Als „Wien am Gebirge“ verspottete der Wiener Feuilletonist Anton Kuh einst seine Stadt, als sie plötzlich nicht mehr die Metropole der Donaumonarchie war, sondern die zu groß geratene Hauptstadt der Alpenrepublik. Das Bodenständig-Älplerische war dem urbanen Feingeist ein Gräuel, bald floh er nach Berlin. Vielleicht hätte ihm die Bezeichnung „Wien an der Loipe“ ja besser gefallen, ist der noble nordische Skisport doch wesentlich leichter mit eleganter Urbanität vereinbar als seine alpine Spielart mit all ihren Begleiterscheinungen.
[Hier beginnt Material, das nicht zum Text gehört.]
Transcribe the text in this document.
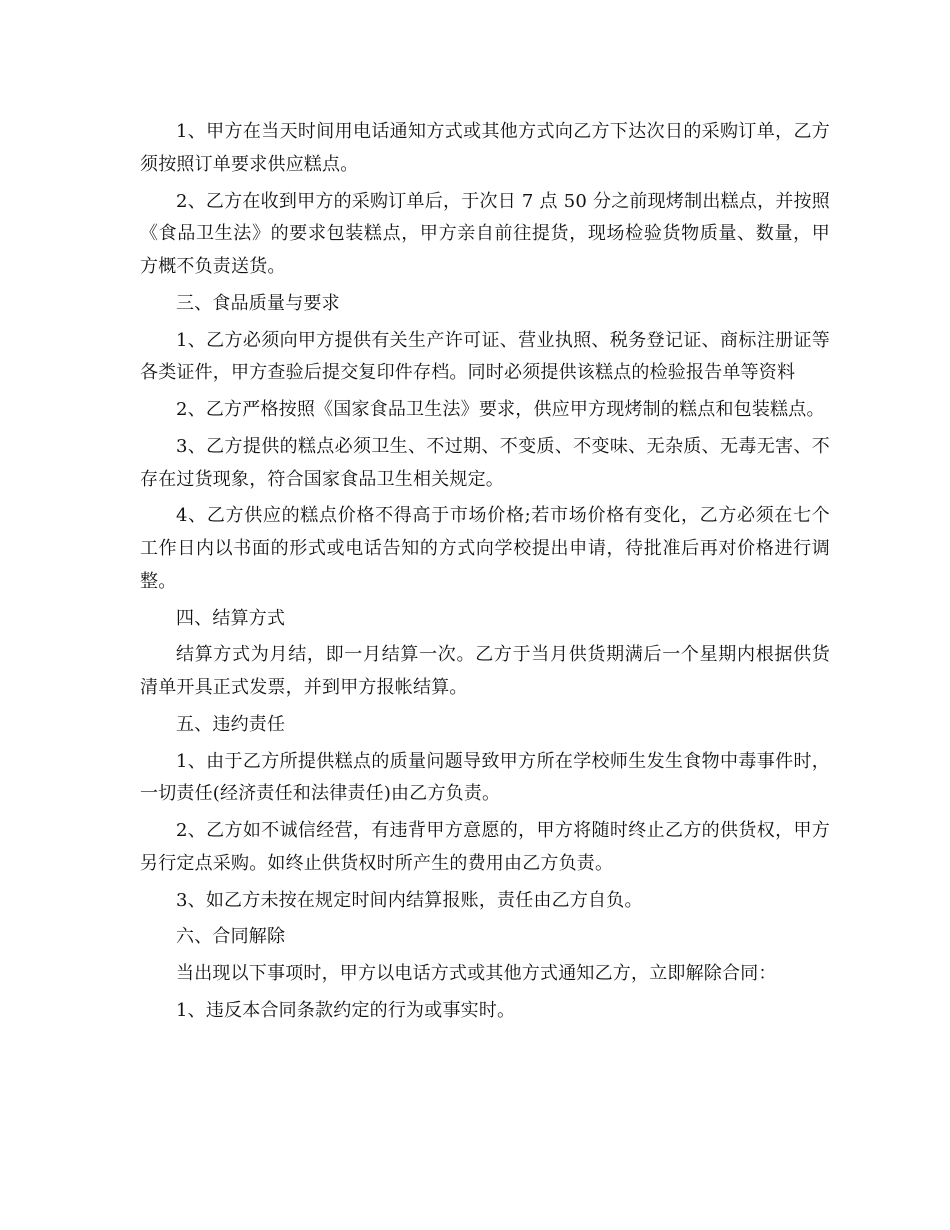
1、甲方在当天时间用电话通知方式或其他方式向乙方下达次日的采购订单，乙方须按照订单要求供应糕点。

2、乙方在收到甲方的采购订单后，于次日 7 点 50 分之前现烤制出糕点，并按照《食品卫生法》的要求包装糕点，甲方亲自前往提货，现场检验货物质量、数量，甲方概不负责送货。

三、食品质量与要求

1、乙方必须向甲方提供有关生产许可证、营业执照、税务登记证、商标注册证等各类证件，甲方查验后提交复印件存档。同时必须提供该糕点的检验报告单等资料

2、乙方严格按照《国家食品卫生法》要求，供应甲方现烤制的糕点和包装糕点。

3、乙方提供的糕点必须卫生、不过期、不变质、不变味、无杂质、无毒无害、不存在过货现象，符合国家食品卫生相关规定。

4、乙方供应的糕点价格不得高于市场价格;若市场价格有变化，乙方必须在七个工作日内以书面的形式或电话告知的方式向学校提出申请，待批准后再对价格进行调整。

四、结算方式

结算方式为月结，即一月结算一次。乙方于当月供货期满后一个星期内根据供货清单开具正式发票，并到甲方报帐结算。

五、违约责任

1、由于乙方所提供糕点的质量问题导致甲方所在学校师生发生食物中毒事件时，一切责任(经济责任和法律责任)由乙方负责。

2、乙方如不诚信经营，有违背甲方意愿的，甲方将随时终止乙方的供货权，甲方另行定点采购。如终止供货权时所产生的费用由乙方负责。

3、如乙方未按在规定时间内结算报账，责任由乙方自负。

六、合同解除

当出现以下事项时，甲方以电话方式或其他方式通知乙方，立即解除合同：

1、违反本合同条款约定的行为或事实时。
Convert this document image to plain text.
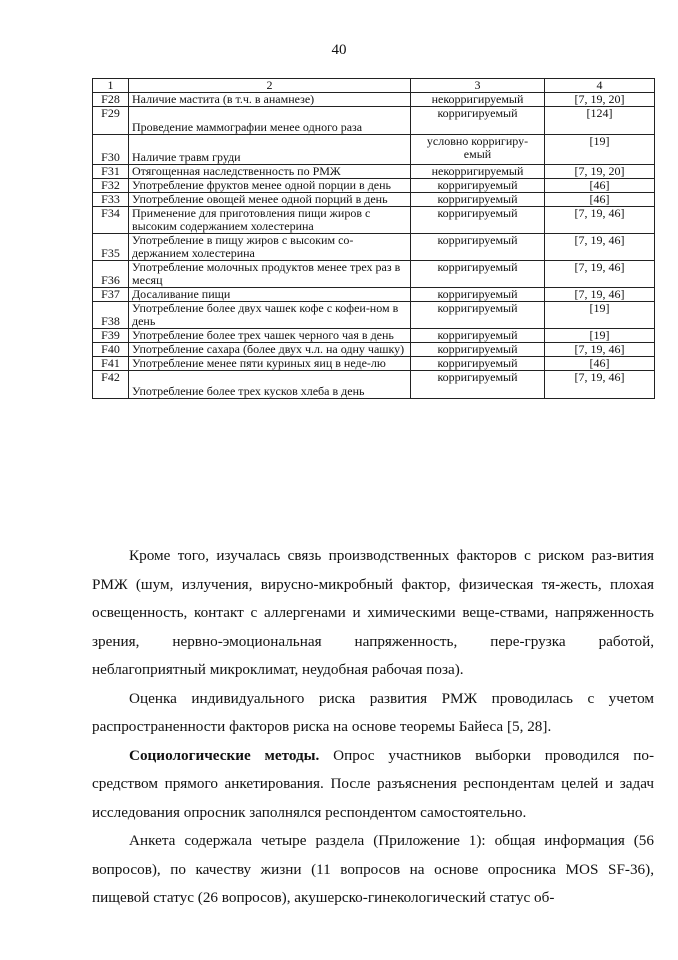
40
1	2	3	4
F28	Наличие мастита (в т.ч. в анамнезе)	некорригируемый	[7, 19, 20]
F29	Проведение маммографии менее одного раза	корригируемый	[124]
F30	Наличие травм груди	условно корригиру-емый	[19]
F31	Отягощенная наследственность по РМЖ	некорригируемый	[7, 19, 20]
F32	Употребление фруктов менее одной порции в день	корригируемый	[46]
F33	Употребление овощей менее одной порций в день	корригируемый	[46]
F34	Применение для приготовления пищи жиров с высоким содержанием холестерина	корригируемый	[7, 19, 46]
F35	Употребление в пищу жиров с высоким со-держанием холестерина	корригируемый	[7, 19, 46]
F36	Употребление молочных продуктов менее трех раз в месяц	корригируемый	[7, 19, 46]
F37	Досаливание пищи	корригируемый	[7, 19, 46]
F38	Употребление более двух чашек кофе с кофеи-ном в день	корригируемый	[19]
F39	Употребление более трех чашек черного чая в день	корригируемый	[19]
F40	Употребление сахара (более двух ч.л. на одну чашку)	корригируемый	[7, 19, 46]
F41	Употребление менее пяти куриных яиц в неде-лю	корригируемый	[46]
F42	Употребление более трех кусков хлеба в день	корригируемый	[7, 19, 46]

Кроме того, изучалась связь производственных факторов с риском раз-вития РМЖ (шум, излучения, вирусно-микробный фактор, физическая тя-жесть, плохая освещенность, контакт с аллергенами и химическими веще-ствами, напряженность зрения, нервно-эмоциональная напряженность, пере-грузка работой, неблагоприятный микроклимат, неудобная рабочая поза).

Оценка индивидуального риска развития РМЖ проводилась с учетом распространенности факторов риска на основе теоремы Байеса [5, 28].

Социологические методы. Опрос участников выборки проводился по-средством прямого анкетирования. После разъяснения респондентам целей и задач исследования опросник заполнялся респондентом самостоятельно.

Анкета содержала четыре раздела (Приложение 1): общая информация (56 вопросов), по качеству жизни (11 вопросов на основе опросника MOS SF-36), пищевой статус (26 вопросов), акушерско-гинекологический статус об-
Denn ob es dem Dichter gefällt oder nicht: Die nördlichen Ausläufer der Alpen reichen nun einmal bis ins Stadtgebiet von Wien, und alle paar Jahre, wenn wie jetzt gerade einige Zentimeter Schnee und eine sibirische Kältewelle zeitgleich eintreffen, spurt das Sportamt der Donaumetropole dort bis zu acht Loipen. Noch städtischer läuft es sich freilich im Prater und auf der Donauinsel, doch das nordische Vergnügen im Schatten des Riesenrades währte in diesem Spätwinter nur wenige Stunden, wovon noch wenige kümmerliche, verspurte Schneereste zeugen.
Auf den Anhöhen im Wiener Westen hält sich hingegen eine durchgängige Schneedecke. Vier Loipen sind geöffnet und in gutem Zustand, drei davon mit öffentlichen Verkehrsmitteln problemlos erreichbar. Und wenn man auch jeweils ein paar Stationen mit dem Bus auf sich nehmen muss: Es handelt sich bei den Wiener Loipen durchwegs um auch touristisch lohnende Ziele, bei deren Besichtigung man Kultur und Sport auf ungewöhnliche Weise kombinieren kann.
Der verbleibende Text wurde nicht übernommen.